Amy Koughan says that she was born to be a photographer, and that she spent most of her teenage years carrying around an expensive camera. She was constantly asking her friends to pose for photographs, and was a staff photographer on the school newspaper. She took the several photo classes that her school offered, but says that most of what she has learned about photography has come from getting out there on her own and taking pictures. Lots of pictures.
“When I first got serious about photography,” she says, “we were in a transition period. Digital photography was just coming into its own, but you could still find a lot of people still shooting film.” That has mostly changed now, and photographers who work with film are rare.

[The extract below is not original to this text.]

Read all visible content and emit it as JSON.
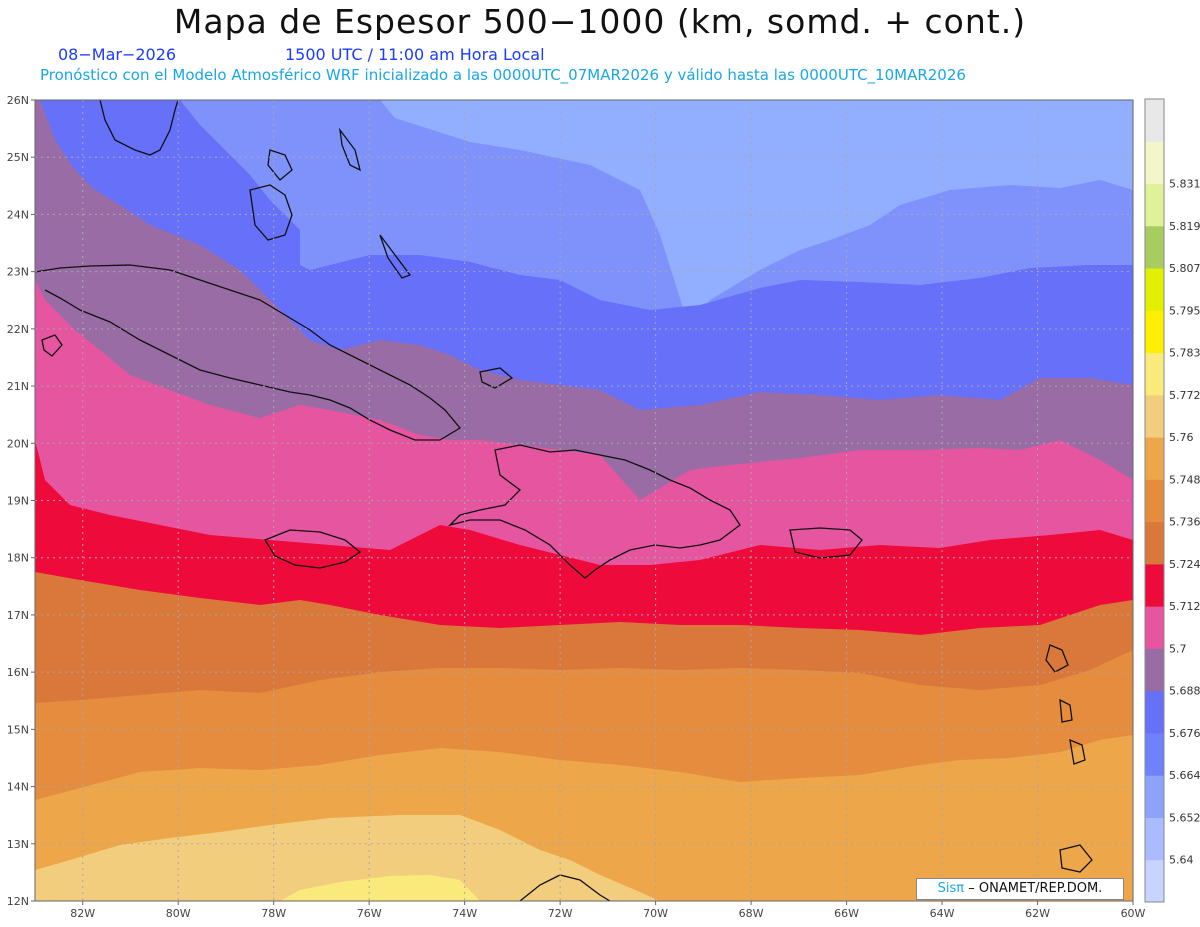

They are still out there, though, and Amy Koughan, though she shoots primarily digital, says she counts herself among them. “There are those who will tell you that film is dead,” she says. “And sometimes, I have to admit that it’s almost true. It’s certainly on life support.” Part of the problem, she argues, is that digital photography appeals to those with a high need for instant gratification. And she admits that many of her clients expect a fast turnaround with the images they are paying for, because they know that high quality digital cameras exist, and so it is realistic to expect a fast turnaround.
“So if I don’t shoot digital,” says Amy Koughan, “I’ll get killed; I’ll start losing jobs.” So she shoots both. And at the end of the day, she says she must be a traditionalist, because she still loves film and it’s always her first choice.